Sometimes, it is convenient to exclude certain sessions from a group. Usually this happens when the user doesn't intend to run Ediff of certain files in the group, and the corresponding session records just add clutter to the session group buffer. To help alleviate this problem, the user can type h to mark a session as a candidate for exclusion and x to actually hide the marked sessions. There actions are reversible: with a prefix argument, h unmarks the session under the cursor, and x brings the hidden sessions into the view (x doesn't unmark them, though, so the user has to explicitly unmark the sessions of interest).
Group sessions also understand the command m, which marks sessions for future operations (other than hiding) on a group of sessions. At present, the only such group-level operation is the creation of a multi-file patch.
For group sessions created to merge files, Ediff can store all merges
automatically in a directory. The user is asked to specify such directory
if the value of ediff-autostore-merges
is non-nil. If the value is
nil
, nothing is done to the merge buffers---it will be the user's
responsibility to save them. If the value is t
, the user will be
asked where to save the merge buffers in all merge jobs, even those that do
not originate from a session group. It the value is neither nil
nor
t
, the merge buffer is saved only if this merge session was
invoked from a session group. This behavior is implemented in the function
ediff-maybe-save-and-delete-merge
, which is a hook in
ediff-quit-merge-hook
. The user can supply a different hook, if
necessary.
The variable ediff-autostore-merges
is buffer-local, so it can be
set in a per-buffer manner. Therefore, use setq-default
to globally
change this variable.
A multi-file patch is a concatenated output of several runs of the Unix
`diff
' command (some versions of `diff
' let you create a
multi-file patch in just one run). Ediff facilitates creation of
multi-file patches as follows. If you are in a session group buffer
created in response to ediff-directories
or
ediff-directory-revisions
, you can mark (by typing m) the
desired Ediff sessions and then type P to create a
multi-file patch of those marked sessions.
Ediff will then display a buffer containing the patch.
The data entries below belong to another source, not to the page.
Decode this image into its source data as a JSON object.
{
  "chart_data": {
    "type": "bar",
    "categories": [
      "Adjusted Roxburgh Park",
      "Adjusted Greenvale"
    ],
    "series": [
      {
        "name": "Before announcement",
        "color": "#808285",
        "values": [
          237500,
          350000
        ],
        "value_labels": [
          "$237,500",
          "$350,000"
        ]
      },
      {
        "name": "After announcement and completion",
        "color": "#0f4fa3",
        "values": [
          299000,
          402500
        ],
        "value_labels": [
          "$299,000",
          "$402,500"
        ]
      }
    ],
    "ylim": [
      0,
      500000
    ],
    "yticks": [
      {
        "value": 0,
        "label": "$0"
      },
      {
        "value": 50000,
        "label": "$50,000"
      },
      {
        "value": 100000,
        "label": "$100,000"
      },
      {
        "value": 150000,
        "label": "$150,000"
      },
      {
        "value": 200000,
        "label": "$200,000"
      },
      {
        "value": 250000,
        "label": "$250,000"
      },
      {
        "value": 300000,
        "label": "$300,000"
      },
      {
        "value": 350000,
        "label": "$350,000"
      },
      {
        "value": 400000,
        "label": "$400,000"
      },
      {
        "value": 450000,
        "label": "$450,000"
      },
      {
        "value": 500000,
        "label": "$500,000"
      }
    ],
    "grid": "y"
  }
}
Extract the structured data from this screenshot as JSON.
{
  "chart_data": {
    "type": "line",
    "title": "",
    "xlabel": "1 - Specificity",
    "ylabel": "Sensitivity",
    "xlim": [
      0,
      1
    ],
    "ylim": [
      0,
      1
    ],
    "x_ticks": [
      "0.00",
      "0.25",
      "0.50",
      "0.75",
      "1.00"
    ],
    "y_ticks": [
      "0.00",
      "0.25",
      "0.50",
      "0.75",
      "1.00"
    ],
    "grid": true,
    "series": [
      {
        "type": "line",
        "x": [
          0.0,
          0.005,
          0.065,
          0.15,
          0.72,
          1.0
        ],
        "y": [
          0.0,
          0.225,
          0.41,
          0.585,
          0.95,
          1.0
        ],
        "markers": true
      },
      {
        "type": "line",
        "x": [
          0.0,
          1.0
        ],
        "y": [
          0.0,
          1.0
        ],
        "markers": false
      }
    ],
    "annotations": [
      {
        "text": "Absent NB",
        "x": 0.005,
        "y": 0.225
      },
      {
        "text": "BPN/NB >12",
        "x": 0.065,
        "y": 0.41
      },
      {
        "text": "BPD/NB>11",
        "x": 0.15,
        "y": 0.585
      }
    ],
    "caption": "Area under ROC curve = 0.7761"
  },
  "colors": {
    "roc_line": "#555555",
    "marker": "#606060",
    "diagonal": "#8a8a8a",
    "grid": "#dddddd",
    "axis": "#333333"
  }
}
The patch is generated by invoking `diff
' on all marked individual
sessions (represented by files) and session groups (represented by
directories). Ediff will also recursively descend into any unmarked
session group and will search for marked sessions there. In this way, you
can create multi-file patches that span file subtrees that grow out of
any given directory.
In an ediff-directories
session, it is enough to just mark the
requisite sessions. In ediff-directory-revisions
revisions, the
marked sessions must also be active, or else Ediff will refuse to produce a
multi-file patch. This is because, in the latter-style sessions, there are
many ways to create diff output, and it is easier to handle by running
Ediff on the inactive sessions.
Last, but not least, by typing =, you can quickly find out which sessions have identical files, so you won't have to run Ediff on those sessions. This, however, works only on local, uncompressed files. For compressed or remote files, this command won't report anything.